Pendidikan karakter juga diartikan sebagai upaya-upaya yang dirancang dan dilaksanakan secara sistematis untuk menanamkan nilai-nilai perilaku peserta didik yang berhubungan dengan Tuhan Yang Maha Esa, diri sendiri, sesama manusia, lingkungan dan kebangsaan yang terwujud dakam fikiran, sikap, perasaan, perkataan, dan perbuatan berdasarkan norma-norma agama, hukum, tata krama, budaya serta adat istiadat (Gunawan, 2014:h.28). hal ini menunjukkan bahwa pendidikan karakter mengharuskan sebuah upaya yang dilakukan secara sistematis dalam menanamkan nilai-nilai positif kepada peserta didik.

Ragam defenisi tentang pendidikan karakter mengantarkan apada sebuah kesimpulan bahwa pendidikan karakter merupakan sebuah usaha atau upaya yang dilakukan secara sadar serta tersistem dalam menanamkan nilai-nilai karakter kepada manusia (peserta didik) yang menjadikannya sebagai manusia seutuhnya.

b. Prinsip-prinsip Pendidikan Karakter

Secara teoritis prinsip yang dapat digeneralisasikan untuk mengukur tingkat keberhasilan suatu pelaksanaan pendidikan karakter menurut Lickona, Schaps, dan Lewis (2010) dalam CEP’s Eleven Principle of Effective Character Education dalam Muhammad Yaumi (2014:h.11) menguraikan sebelas prinsip dasar dalam menunjang keberhasilan pelaksanaan pendidikan karakter. Kesebelas prinsip tersebut adalah:

a) Komunitas sekolah mengembangkan nilai-nilai etika dan kemampuan inti sebagai landasan karakter yang baik.

b) Sekolah mendefinisikan karakter secara komprehensif untuk memasukkan pemikiran, perasaan, dan perbuatan.

c) Sekolah menggunakan pendekatan komprehensif, sengaja, dan proaktif untuk pengembangan karakter.

d) Sekolah menciptakan masyarakat peduli karakter.

e) Sekolah memberikan kesempatan kepada peserta didik untuk melakukan tindakan moral.

f) Sekolah menawarkan kurikulum akademik yang berarti dan menantang yang menghargai semua peserta didik mengembangkan karakter, dan membantu mereka untuk mencapai keberhasilan.

17

h) Staf sekolah adalah masyarakat belajar etika yang membagi tanggung jawab untuk melaksanakan pendidikan karakter dan memasukkan nilai-nilai inti yang mengarahkan peserta didik.

i) Sekolah mengembangkan kepemimpinan bersama dan dukungan yang besar terhadap permulaan atau perbaikan pendidikan karakter.

j) Sekolah melibatkan anggota keluarga dan masyarakat sebagai mitra dalam upaya pembangunan karakter.

k) Sekolah secara teratur menilai dan mengukur budaya dan iklim, fungsi-fungsi staf sebagai pendidik karakter serta sejauh mana peserta didik mampu memanifestasikan karakter yang baik dalam pergaulan sehari-hari. c.
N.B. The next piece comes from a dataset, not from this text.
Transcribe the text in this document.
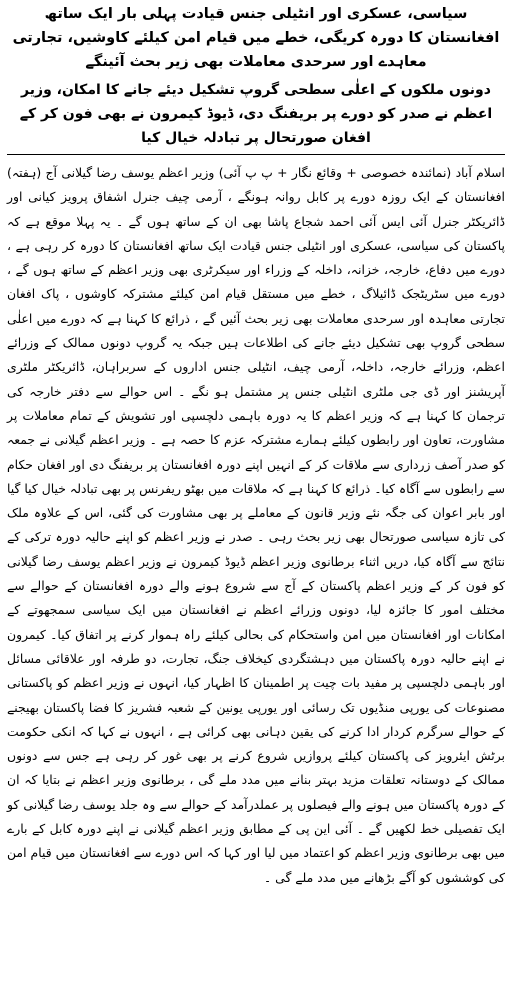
سیاسی، عسکری اور انٹیلی جنس قیادت پہلی بار ایک ساتھ افغانستان کا دورہ کریگی، خطے میں قیام امن کیلئے کاوشیں، تجارتی معاہدے اور سرحدی معاملات بھی زیر بحث آئینگے
دونوں ملکوں کے اعلٰی سطحی گروپ تشکیل دیئے جانے کا امکان، وزیر اعظم نے صدر کو دورے پر بریفنگ دی، ڈیوڈ کیمرون نے بھی فون کر کے افغان صورتحال پر تبادلہ خیال کیا

اسلام آباد (نمائندہ خصوصی + وقائع نگار + پ پ آئی) وزیر اعظم یوسف رضا گیلانی آج (ہفتہ) افغانستان کے ایک روزہ دورے پر کابل روانہ ہونگے ، آرمی چیف جنرل اشفاق پرویز کیانی اور ڈائریکٹر جنرل آئی ایس آئی احمد شجاع پاشا بھی ان کے ساتھ ہوں گے ۔ یہ پہلا موقع ہے کہ پاکستان کی سیاسی، عسکری اور انٹیلی جنس قیادت ایک ساتھ افغانستان کا دورہ کر رہی ہے ، دورے میں دفاع، خارجہ، خزانہ، داخلہ کے وزراء اور سیکرٹری بھی وزیر اعظم کے ساتھ ہوں گے ، دورے میں سٹریٹجک ڈائیلاگ ، خطے میں مستقل قیام امن کیلئے مشترکہ کاوشوں ، پاک افغان تجارتی معاہدہ اور سرحدی معاملات بھی زیر بحث آئیں گے ، ذرائع کا کہنا ہے کہ دورے میں اعلٰی سطحی گروپ بھی تشکیل دیئے جانے کی اطلاعات ہیں جبکہ یہ گروپ دونوں ممالک کے وزرائے اعظم، وزرائے خارجہ، داخلہ، آرمی چیف، انٹیلی جنس اداروں کے سربراہان، ڈائریکٹر ملٹری آپریشنز اور ڈی جی ملٹری انٹیلی جنس پر مشتمل ہو نگے ۔ اس حوالے سے دفتر خارجہ کی ترجمان کا کہنا ہے کہ وزیر اعظم کا یہ دورہ باہمی دلچسپی اور تشویش کے تمام معاملات پر مشاورت، تعاون اور رابطوں کیلئے ہمارے مشترکہ عزم کا حصہ ہے ۔ وزیر اعظم گیلانی نے جمعہ کو صدر آصف زرداری سے ملاقات کر کے انہیں اپنے دورہ افغانستان پر بریفنگ دی اور افغان حکام سے رابطوں سے آگاہ کیا۔ ذرائع کا کہنا ہے کہ ملاقات میں بھٹو ریفرنس پر بھی تبادلہ خیال کیا گیا اور بابر اعوان کی جگہ نئے وزیر قانون کے معاملے پر بھی مشاورت کی گئی، اس کے علاوہ ملک کی تازہ سیاسی صورتحال بھی زیر بحث رہی ۔ صدر نے وزیر اعظم کو اپنے حالیہ دورہ ترکی کے نتائج سے آگاہ کیا، دریں اثناء برطانوی وزیر اعظم ڈیوڈ کیمرون نے وزیر اعظم یوسف رضا گیلانی کو فون کر کے وزیر اعظم پاکستان کے آج سے شروع ہونے والے دورہ افغانستان کے حوالے سے مختلف امور کا جائزہ لیا، دونوں وزرائے اعظم نے افغانستان میں ایک سیاسی سمجھوتے کے امکانات اور افغانستان میں امن واستحکام کی بحالی کیلئے راہ ہموار کرنے پر اتفاق کیا۔ کیمرون نے اپنے حالیہ دورہ پاکستان میں دہشتگردی کیخلاف جنگ، تجارت، دو طرفہ اور علاقائی مسائل اور باہمی دلچسپی پر مفید بات چیت پر اطمینان کا اظہار کیا، انہوں نے وزیر اعظم کو پاکستانی مصنوعات کی یورپی منڈیوں تک رسائی اور یورپی یونین کے شعبہ فشریز کا فضا پاکستان بھیجنے کے حوالے سرگرم کردار ادا کرنے کی یقین دہانی بھی کرائی ہے ، انہوں نے کہا کہ انکی حکومت برٹش ایئرویز کی پاکستان کیلئے پروازیں شروع کرنے پر بھی غور کر رہی ہے جس سے دونوں ممالک کے دوستانہ تعلقات مزید بہتر بنانے میں مدد ملے گی ، برطانوی وزیر اعظم نے بتایا کہ ان کے دورہ پاکستان میں ہونے والے فیصلوں پر عملدرآمد کے حوالے سے وہ جلد یوسف رضا گیلانی کو ایک تفصیلی خط لکھیں گے ۔ آئی این پی کے مطابق وزیر اعظم گیلانی نے اپنے دورہ کابل کے بارے میں بھی برطانوی وزیر اعظم کو اعتماد میں لیا اور کہا کہ اس دورے سے افغانستان میں قیام امن کی کوششوں کو آگے بڑھانے میں مدد ملے گی ۔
Pilar-pilar Pendidikan Karakter

Program kegiatan yang dilaksanakan dalam pendidikan karakter siswa harus mampu menghasilkan sikap positif terhadap peserta didik dan bahkan meningkatkannya. Pendidikan karakter sayogyanya mampu memberikan solusi atas beragam sikap peserta didik yang dinilai kurang positif, sehingga pelaksanaan pendidikan karakter benar-benar mampu memberikan dampak signifikan terhadap perkembangan sikap dan kepribadian peserta didik. Hasil yang diharapkan dari pendidikan karakter berupa tindakan nyata yang nampak dari tingkah laku seseorang dalam bertindak yakni menampilkan perilaku yang baik, jujur, tanggung jawab, menghormati orang lain, kerja keras dan lain sebagainya.

Menurut Parwez (2012:h.1-2) dalam memberikan kesimpulan tentang defenisi pendidikan karakter, menurutnya, pendidikan karakter merupakan pembentukan sikap dengan 5 komponen penting yaitu, moralitas, sikap, kebenaran, kekuatan dan kebaikan. Pernyataan ini memberikan pemahaman bahwa dalam diri seseorang pada hakekatnya telah memiliki sebuah karakter yang kuat, dan jika karakter tersebut dijaga dengan sebaik-baiknya akan menghasilkan perilaku yang mencerminkan 5 sikap tersebut yakni moral yng baik, sikap positif, nilai-nilai kebenaran, kekuatan dan sesuatu yang baik.